Von einem Wirtschaftsmodell, das auf eine expansive Geldpolitik vertraut, die Sparpolitik aber weitgehende ausklammert, hält auch der Europa-Analyst der Deutschen Bank, Nicolas Heinen, nichts. Billiges Geld allein schaffe noch keine Investitionen und bessere weder die Leistungsfähigkeit noch die Kreditwürdigkeit von Unternehmen in den Krisenländern. „Die Investorenlaune steigt langfristig nur, wenn eine glaubwürdige Politik mit Strukturreformen in Vorlage geht“, sagte Heinen Handelsblatt Online. Alles andere sei nicht nachhaltig.
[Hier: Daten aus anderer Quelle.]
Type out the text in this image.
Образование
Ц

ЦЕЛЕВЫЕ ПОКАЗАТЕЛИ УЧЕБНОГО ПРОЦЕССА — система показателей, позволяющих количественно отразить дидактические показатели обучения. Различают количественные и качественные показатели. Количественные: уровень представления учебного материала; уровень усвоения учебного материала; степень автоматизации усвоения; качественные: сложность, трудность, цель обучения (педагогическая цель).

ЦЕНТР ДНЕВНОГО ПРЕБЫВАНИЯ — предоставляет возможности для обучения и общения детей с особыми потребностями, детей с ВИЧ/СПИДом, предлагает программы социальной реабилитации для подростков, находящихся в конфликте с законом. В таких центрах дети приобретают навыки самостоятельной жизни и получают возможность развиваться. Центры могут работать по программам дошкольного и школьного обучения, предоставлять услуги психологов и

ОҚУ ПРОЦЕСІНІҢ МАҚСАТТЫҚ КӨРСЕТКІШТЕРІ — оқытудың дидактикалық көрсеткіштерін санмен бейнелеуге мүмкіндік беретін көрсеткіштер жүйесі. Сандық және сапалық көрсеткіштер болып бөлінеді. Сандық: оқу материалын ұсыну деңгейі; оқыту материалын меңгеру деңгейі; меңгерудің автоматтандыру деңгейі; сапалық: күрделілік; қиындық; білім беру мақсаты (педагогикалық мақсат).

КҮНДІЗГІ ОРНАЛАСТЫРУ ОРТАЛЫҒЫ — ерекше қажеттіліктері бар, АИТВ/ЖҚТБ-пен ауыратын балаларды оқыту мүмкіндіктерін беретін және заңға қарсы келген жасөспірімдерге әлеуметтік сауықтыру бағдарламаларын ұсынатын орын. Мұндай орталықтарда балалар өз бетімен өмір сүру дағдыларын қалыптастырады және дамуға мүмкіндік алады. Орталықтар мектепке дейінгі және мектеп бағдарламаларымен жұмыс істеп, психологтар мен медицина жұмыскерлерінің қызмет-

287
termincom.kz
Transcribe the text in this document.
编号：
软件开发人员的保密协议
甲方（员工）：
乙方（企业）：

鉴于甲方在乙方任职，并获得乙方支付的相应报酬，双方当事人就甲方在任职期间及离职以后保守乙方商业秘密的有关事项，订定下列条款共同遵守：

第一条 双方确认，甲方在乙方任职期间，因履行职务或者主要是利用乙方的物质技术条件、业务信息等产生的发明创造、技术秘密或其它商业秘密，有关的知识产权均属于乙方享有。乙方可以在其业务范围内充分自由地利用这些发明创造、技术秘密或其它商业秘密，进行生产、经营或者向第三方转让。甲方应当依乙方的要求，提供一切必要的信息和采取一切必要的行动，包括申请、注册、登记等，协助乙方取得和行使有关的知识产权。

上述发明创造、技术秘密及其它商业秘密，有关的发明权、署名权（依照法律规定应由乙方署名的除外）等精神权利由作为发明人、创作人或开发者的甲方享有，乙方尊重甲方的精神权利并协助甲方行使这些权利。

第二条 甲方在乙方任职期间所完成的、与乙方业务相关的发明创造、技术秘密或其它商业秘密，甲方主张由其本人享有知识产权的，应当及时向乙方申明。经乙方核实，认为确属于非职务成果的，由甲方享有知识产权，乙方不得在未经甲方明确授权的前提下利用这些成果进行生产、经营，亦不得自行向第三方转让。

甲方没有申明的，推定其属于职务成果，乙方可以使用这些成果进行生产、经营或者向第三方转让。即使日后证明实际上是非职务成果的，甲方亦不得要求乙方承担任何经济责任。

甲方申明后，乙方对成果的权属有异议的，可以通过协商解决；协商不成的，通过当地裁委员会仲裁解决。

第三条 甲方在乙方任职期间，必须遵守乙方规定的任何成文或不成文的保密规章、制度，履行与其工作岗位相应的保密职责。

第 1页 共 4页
„Strukturreformen mögen wehtun“, sagte Heinen weiter. Sie seien aber mit Blick auf die globale Wettbewerbsfähigkeit des Euro-Raums unabdingbar. „Ich befürchte jedoch, dass die Politik sich angesichts der jüngsten EZB-Entscheidungen nun noch weniger zu unpopulären Schritten veranlasst sieht.“ Heinen ist überzeugt, dass die Niedrigzinsen für die Politik nun das beste Argument sein würden, weiter „unter Potenzial“ zu wirtschaften. „So wurde wieder einmal nur Zeit gekauft, und nicht Zukunft.“

Die Analyse des Wormser Wirtschaftsprofessors Max Otte fällt noch düsterer aus. „Die Tatsache, dass der im Vorfeld (der EZB-Beschlüsse) diskutierte Negativzins nun als Strafzins für Banken umgesetzt wurde, ist nach bereits jahrelang nach unten manipulierten Zinsen ein Zeichen dafür, dass wir uns immer mehr auf planwirtschaftlich-sozialistische Zustände zubewegen“, sagte Otte Handelsblatt Online.

Die „Aushöhlung“ der Haftung bei der Banken- und Euro-Rettung sei ein ähnlich gelagerter Vorgang, ebenso die Einführung von „manipulierbaren“ Banken-Stresstests anstelle sinnvoller Eigenkapitalregeln. Ottes Fazit: „Die Marktwirtschaft ist, getrieben durch die von den USA ausgehende Krise, bedroht.“

Commerzbank-Chefökonom Krämer weist noch auf ein weiteres Problem hin. Mit ihrer lockeren Geldpolitik stemme sich die EZB zwar gegen das „Unvermeidliche“, nämlich gegen eine niedrige Inflation und ein schwaches Wachstum. Daran werde die faktische Nullzinspolitik jedoch nichts ändern. „Aber die EZB schafft mit ihrer Politik bei vielen Anlegern einen Anlage-Notstand und treibt so die Preise an den Finanz- und Immobilienmärkten nach oben“, warnte Krämer.